Published on25 OCT 2022
Topic:
Markets

Higher rents were a big driver in September’s higher-than-expected consumer price index (CPI) reading. A new report from Goldman Sachs Research finds such inflation could be the source of persistent inflation “stickiness.”

Rent measures from companies like CoreLogic, CoStar, Zillow and Yardi have slowed substantially to an annualized growth rate of 3% in recent months. At first glance, this seems like very encouraging news.

But there is a big difference between those measures and the way the CPI tracks shelter inflation.  While those measures include only new leases, the CPI includes both new leases and continuing leases for existing tenants.  Existing tenants tend to see smaller rent hikes than prospective tenants seeking new leases because landlords are reluctant to alienate and lose them. “The difference is especially important at the moment because market rents on new leases grew very quickly over the last two years and opened a substantial gap with rents on continuing leases,” Goldman Sachs economists wrote—which means rent growth for existing tenants is likely to run hotter as it plays catch up with high (albeit softening) market rates.

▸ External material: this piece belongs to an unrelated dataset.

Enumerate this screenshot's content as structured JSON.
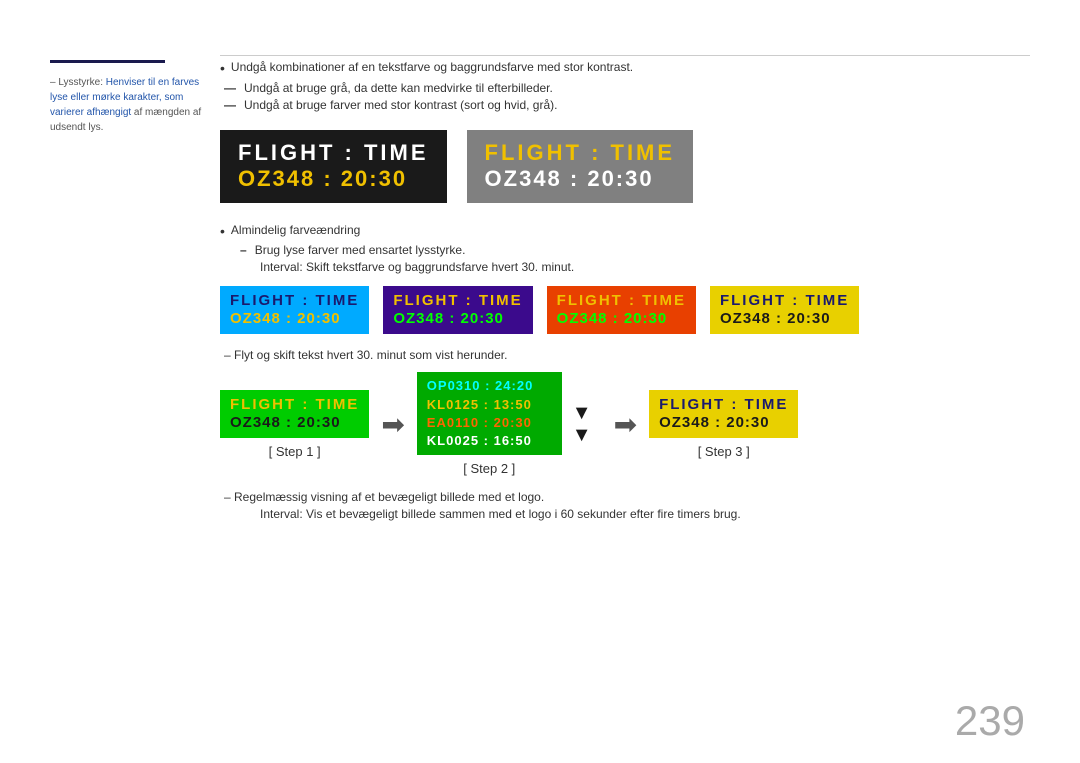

GS Research estimates that this catch-up effect boosted continuing-lease rent growth to an annualized rate above 8% in recent months, pushing monthly shelter inflation in the September CPI report to the highest on record—even as the alternative rent measures decelerated.

How quickly the rest of that gap will close is an open question, but it’s likely to take some time. GS Research expects only 3% rent growth on new leases next year, but projects that ongoing catch-up of continuing lease rents will cause CPI shelter inflation to rise from 6.8% year-on-year at present to a peak of 7.5% next spring and to remain at a still-high 5.9% year-on-year growth rate by the end of 2023.

Rent inflation could influence the Fed’s rate-hike plans. That’s because shelter costs have an outsized weight in every measure of inflation central bankers care about, including roughly 40% of core CPI (which excludes volatile food and energy prices).

To date, the Fed’s own forecasts signal that it intends to hold the federal funds rate steady once it reaches a level of 4.5–4.75%, up from 3–3.25% today. But GS economists say they “see some risk that ongoing firmness in these inflation measures could make hiking further than currently planned the path of least resistance.”